Just started with stock wide enough that I had plenty of room to get to desired finished width.
Just a bit quicker and easier.


----------



## m1911 (Feb 24, 2009)

mnld said:


> Or an inlay on a wood floor?


Many years ago i did one of those "custom" floor inlays, but not intentionally... :laughing:


----------



## Xtrememtnbiker (Jun 9, 2013)

BlueRidgeGreen said:


> I used the 55 on that scribe a couple days ago.
> 
> 
> 
> ...



That looks nice.


----------



## Johnny_5 (Apr 24, 2014)

Used it today to cut some drywall for a bathroom remodel. Works fantastic! Much less waste, every cut edge is as good or better than the factory edges. Keeps the work area nice and clean too! :thumbsup:


----------



## mnld (Jun 4, 2013)

Johnny_5 said:


> Used it today to cut some drywall for a bathroom remodel. Works fantastic! Much less waste, every cut edge is as good or better than the factory edges. Keeps the work area nice and clean too! :thumbsup:


A track saw for cutting drywall?? I'll bet the drywall was honored. That's kinda like pulling a manure spreader with a caddie!!


----------



## Leo G (May 12, 2005)

Johnny_5 said:


> Used it today to cut some drywall for a bathroom remodel. Works fantastic! Much less waste, every cut edge is as good or better than the factory edges. Keeps the work area nice and clean too! :thumbsup:


gak!! Poor blade.


----------



## m1911 (Feb 24, 2009)

Leo G said:


> gak!! Poor blade.


Could be worse, could be cutting cement siding with it! :laughing:


----------



## Leo G (May 12, 2005)




----------



## CarpenterSFO (Dec 12, 2012)

Leo G said:


>


Why not? I'm not careless with my TS55, but if I have a blade that does it, I will cut it.


----------



## Leo G (May 12, 2005)

I'm thinking bearings.


----------



## CarpenterSFO (Dec 12, 2012)

Leo G said:


> I'm thinking bearings.


Not an issue so far - probably some magical sealed bearings or something, and the dust collection works well on c.b.


----------



## m1911 (Feb 24, 2009)

My track saw doesn't touch antthing but wood, MDF is bad enough...


----------



## Tom M (Jan 3, 2007)

Tom uses his for cement board quite often I think. I forget the blade but I dont recall ever hearing him say he burnt out a saw soing it.


----------



## Xtrememtnbiker (Jun 9, 2013)

He uses a CMT blade for cement board. Also cuts drywall with it sometimes. And plaster.

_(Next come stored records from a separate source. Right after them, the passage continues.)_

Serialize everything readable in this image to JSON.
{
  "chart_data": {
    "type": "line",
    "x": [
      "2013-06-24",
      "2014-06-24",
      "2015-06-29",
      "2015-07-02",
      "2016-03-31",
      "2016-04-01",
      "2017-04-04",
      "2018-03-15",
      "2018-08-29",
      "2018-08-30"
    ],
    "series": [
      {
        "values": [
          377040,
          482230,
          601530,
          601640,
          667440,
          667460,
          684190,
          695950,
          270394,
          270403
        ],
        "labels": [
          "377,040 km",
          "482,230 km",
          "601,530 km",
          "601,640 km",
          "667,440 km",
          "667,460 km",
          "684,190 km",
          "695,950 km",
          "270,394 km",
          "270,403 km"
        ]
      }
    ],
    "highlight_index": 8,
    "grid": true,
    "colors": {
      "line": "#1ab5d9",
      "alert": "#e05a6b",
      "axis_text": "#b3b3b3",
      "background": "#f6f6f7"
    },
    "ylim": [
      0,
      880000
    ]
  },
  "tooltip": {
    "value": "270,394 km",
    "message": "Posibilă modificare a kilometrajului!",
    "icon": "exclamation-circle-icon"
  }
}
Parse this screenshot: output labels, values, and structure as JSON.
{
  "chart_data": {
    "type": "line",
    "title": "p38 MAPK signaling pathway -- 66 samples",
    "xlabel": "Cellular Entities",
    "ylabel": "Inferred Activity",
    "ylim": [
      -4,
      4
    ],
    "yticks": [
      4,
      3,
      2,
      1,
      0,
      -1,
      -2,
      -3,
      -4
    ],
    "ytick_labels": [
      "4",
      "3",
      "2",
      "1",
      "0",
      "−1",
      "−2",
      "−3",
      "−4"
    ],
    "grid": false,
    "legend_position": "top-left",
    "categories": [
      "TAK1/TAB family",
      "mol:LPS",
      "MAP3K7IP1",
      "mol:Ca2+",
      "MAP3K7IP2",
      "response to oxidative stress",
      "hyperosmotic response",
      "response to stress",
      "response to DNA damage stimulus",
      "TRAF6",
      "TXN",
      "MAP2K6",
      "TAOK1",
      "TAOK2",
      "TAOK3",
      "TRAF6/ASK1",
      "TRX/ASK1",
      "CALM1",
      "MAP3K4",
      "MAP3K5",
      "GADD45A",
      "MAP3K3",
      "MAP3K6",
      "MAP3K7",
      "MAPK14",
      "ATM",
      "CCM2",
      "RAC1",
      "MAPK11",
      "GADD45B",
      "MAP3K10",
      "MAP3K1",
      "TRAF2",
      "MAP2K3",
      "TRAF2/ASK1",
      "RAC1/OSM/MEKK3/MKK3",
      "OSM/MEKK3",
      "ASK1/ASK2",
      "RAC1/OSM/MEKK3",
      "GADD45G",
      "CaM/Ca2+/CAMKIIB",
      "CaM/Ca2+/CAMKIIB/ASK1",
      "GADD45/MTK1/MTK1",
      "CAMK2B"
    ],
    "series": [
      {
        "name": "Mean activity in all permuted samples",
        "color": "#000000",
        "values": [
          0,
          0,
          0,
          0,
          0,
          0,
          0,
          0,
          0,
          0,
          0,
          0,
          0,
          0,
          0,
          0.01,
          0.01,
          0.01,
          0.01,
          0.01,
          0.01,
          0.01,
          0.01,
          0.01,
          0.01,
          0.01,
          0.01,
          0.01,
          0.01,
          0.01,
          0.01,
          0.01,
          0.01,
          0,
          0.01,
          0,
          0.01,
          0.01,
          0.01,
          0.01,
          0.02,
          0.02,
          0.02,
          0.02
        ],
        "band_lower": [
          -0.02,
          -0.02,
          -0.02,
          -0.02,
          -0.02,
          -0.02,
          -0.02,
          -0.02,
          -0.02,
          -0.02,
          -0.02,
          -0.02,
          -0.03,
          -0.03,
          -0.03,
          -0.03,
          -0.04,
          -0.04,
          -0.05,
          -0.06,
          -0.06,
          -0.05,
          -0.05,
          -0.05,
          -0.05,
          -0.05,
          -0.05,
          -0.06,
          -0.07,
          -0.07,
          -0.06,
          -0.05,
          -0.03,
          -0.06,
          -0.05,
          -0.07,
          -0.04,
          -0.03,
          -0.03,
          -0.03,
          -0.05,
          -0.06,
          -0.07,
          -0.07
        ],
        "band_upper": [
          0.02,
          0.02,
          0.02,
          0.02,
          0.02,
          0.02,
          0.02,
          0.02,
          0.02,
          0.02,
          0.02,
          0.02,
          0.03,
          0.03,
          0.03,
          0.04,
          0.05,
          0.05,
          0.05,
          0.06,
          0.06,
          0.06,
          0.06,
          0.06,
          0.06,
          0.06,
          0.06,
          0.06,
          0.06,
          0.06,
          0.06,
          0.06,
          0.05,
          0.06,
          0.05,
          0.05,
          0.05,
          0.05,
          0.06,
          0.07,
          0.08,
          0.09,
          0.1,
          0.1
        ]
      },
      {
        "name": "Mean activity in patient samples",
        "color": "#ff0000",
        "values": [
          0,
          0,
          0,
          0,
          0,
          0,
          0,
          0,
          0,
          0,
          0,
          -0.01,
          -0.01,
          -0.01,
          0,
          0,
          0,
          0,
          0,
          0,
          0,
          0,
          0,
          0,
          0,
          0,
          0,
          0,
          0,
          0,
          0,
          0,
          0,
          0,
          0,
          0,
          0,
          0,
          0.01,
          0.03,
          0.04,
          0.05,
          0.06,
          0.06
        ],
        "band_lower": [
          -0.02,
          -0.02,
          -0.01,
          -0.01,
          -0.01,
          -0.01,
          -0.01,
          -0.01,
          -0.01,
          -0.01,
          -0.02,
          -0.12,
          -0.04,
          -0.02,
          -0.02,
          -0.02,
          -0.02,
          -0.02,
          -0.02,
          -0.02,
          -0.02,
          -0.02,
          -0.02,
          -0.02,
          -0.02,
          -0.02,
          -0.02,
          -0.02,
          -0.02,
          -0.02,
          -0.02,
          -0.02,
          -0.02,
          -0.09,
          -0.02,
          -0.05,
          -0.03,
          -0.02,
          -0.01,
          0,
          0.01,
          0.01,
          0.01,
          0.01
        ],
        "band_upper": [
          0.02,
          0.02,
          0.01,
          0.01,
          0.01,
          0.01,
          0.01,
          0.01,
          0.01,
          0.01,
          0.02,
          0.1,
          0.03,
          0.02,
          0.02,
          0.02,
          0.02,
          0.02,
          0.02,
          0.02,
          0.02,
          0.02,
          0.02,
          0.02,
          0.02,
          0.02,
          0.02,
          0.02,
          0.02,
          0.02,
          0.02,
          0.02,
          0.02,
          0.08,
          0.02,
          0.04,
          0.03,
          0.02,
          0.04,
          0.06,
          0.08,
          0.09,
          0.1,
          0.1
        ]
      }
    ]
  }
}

I haven't cut anything but wood and MDF yet. But based on Tom's experience I would have no proven doing it.


----------



## The Coastal Craftsman (Jun 29, 2009)

I have cut cement board and drywall on me me a bunch. I also have the CMT blade. Dust ain't really a issue as 90% of it gets sucked up on most cuts.


----------



## Tom M (Jan 3, 2007)

So the CMT blade has trhe same arbor diameter?


----------



## WarnerConstInc. (Jan 30, 2008)

That motor is sealed up, lots of guys use it to cut drywall.


----------



## Xtrememtnbiker (Jun 9, 2013)

Tom M said:


> So the CMT blade has trhe same arbor diameter?



Yes. 20mm.

http://www.tool-home.com/products/catalog/product_info.php/products_id/25164


----------



## overanalyze (Dec 28, 2010)

I used ours to cut drywall before. We were drywalling a 3 hour fire wall. 3 layers of 5/8 on each side. When it came to the last row and the 2' offest rows we could cut 3-4 at once.


----------